Syria earthquake: Aleppo hospitals overwhelmed by victims
At the Al-Razi Hospital there are too many beds to fit into the wards. They reach end-to-end through corridors and into the chilly courtyard.
“We weren’t able to discharge patients from the hospitals even after treating them. The city is damaged and there are no places for them to go,” said Dr Nizar Suleiman, the head of orthopaedics.
“Huge numbers of patients came in a short period of time. We have a huge shortage in medicines, so it’s really worrying.
“For example, we suffer from a lack of medical equipment to treat fractures. We already suffer from this shortage because of the crisis, and the siege [sanctions] make it worse.
More than 4,400 deaths and 7,600 injuries have been reported in north-western Syria since a 7.8-magnitude earthquake struck neighbouring southern Turkey on 6 February, according to the UN.
While walking through the city the BBC team tried to stay quiet, in case we could hear survivors in the broken buildings.
Over a week after the earthquake the chance of finding anyone alive in the rubble is slim. But patients keep arriving at Al-Razi Hospital.
Abu Muhammad, who spent about 24 hours trapped under the rubble, lies among other survivors on a ward. He lost his wife and three of his five children in the earthquake. He looks at a colourful photo on his phone showing his family in happier times.
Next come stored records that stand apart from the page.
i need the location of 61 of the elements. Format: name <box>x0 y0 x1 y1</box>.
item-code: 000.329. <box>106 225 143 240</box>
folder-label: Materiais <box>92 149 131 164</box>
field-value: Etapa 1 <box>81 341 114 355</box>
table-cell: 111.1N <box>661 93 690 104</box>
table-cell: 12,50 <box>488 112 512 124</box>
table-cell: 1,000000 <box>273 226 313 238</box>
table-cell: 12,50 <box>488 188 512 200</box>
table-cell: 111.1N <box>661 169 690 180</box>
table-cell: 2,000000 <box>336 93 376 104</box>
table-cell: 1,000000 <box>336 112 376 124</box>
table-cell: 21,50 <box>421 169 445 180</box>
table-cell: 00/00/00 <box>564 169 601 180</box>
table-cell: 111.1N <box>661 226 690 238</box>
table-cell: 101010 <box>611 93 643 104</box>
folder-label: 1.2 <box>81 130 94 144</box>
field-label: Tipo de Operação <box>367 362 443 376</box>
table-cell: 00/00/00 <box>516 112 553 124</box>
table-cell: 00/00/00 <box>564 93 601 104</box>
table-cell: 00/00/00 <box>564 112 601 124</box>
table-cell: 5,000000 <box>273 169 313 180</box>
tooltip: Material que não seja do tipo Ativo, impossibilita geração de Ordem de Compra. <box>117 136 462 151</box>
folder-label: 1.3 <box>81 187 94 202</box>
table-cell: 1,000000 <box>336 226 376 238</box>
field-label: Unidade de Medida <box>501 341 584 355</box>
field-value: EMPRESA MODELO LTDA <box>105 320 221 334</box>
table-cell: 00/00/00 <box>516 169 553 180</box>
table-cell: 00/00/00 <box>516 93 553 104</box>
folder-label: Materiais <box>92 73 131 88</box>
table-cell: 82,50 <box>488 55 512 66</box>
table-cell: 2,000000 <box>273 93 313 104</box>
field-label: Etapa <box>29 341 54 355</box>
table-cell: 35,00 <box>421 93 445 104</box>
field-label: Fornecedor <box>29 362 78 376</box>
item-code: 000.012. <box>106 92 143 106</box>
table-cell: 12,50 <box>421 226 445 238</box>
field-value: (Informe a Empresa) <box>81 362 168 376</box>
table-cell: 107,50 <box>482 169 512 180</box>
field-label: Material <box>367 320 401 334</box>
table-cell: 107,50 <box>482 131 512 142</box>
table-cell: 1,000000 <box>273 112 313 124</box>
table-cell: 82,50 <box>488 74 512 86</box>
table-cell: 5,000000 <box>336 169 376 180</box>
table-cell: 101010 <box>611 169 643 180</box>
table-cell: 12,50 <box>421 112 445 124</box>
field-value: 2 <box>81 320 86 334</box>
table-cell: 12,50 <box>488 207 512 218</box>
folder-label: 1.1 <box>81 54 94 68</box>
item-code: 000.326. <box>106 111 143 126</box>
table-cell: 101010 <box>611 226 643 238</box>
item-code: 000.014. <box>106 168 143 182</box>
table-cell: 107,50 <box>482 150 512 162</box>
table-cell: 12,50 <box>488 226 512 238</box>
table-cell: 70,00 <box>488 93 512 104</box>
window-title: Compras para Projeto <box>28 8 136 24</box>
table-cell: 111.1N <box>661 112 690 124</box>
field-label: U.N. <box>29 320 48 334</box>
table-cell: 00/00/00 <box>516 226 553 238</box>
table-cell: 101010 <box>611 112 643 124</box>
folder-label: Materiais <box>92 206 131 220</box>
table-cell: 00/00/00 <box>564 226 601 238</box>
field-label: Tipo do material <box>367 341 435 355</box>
“They went to Heaven, they are now with God,” he says, tearfully.
He is thankful for one thing: “God saved my mobile phone for the sake of remembering them, so at least I can look at their pictures every time I miss them.”
“I still can’t believe what happened to me. Sometimes I feel like it’s a nightmare, a bad dream. It can’t be reality.”
Tens of thousands of people are now living in churches, mosques or in public spaces and parks after losing their homes.
They told us that during the country’s civil war, which has been going on for more than a decade, they had almost expected to lose loved ones or property.
But the earthquake was so unexpected. It struck while they slept, bringing a fresh wave of suffering that they felt was somehow even harder to bear.
The government says its aid effort has been hampered by the economic sanctions that Western powers imposed in response to alleged human rights violations and other abuses committed during the country’s 12-year civil war.
The US, UK and EU deny this, saying trade in essential goods and humanitarian assistance are exempt from the sanctions.
On Monday, Foreign Minister Faisal Mekdad called for the lifting of all “unilateral coercive measures” during a meeting with the UN Special Envoy to Syria, Geir Pedersen, Syrian state news agency Sana reported.
The government’s key allies in the civil war – Russia, Iran and the Iranian-backed Lebanese militant group Hezbollah – have committed aid to government-controlled areas of Syria.
Aid donated by a number of other countries, including China, Sudan, Algeria, Iraq and the United Arab Emirates, has also arrived, according to Syrian state media.
The BBC saw Russian aid delivered via lorries to a hub at a church in Aleppo.
And Iran’s semi-official Fars news agency reported that a sixth shipment of Iranian aid had arrived.
Neighbouring Lebanon meanwhile confirmed that it would open its ports and airports for countries wanting to send aid to Syria.
In contrast, opposition-held areas of north-west Syria have only seen a trickle of aid delivered by the UN via Turkey.
Mr Mekdad said the Syrian government was committed to “delivering humanitarian aid to all those in need, in all areas, without any discrimination”.
But groups in the opposition enclave are not currently accepting aid from the government, fearing a propaganda victory for Damascus.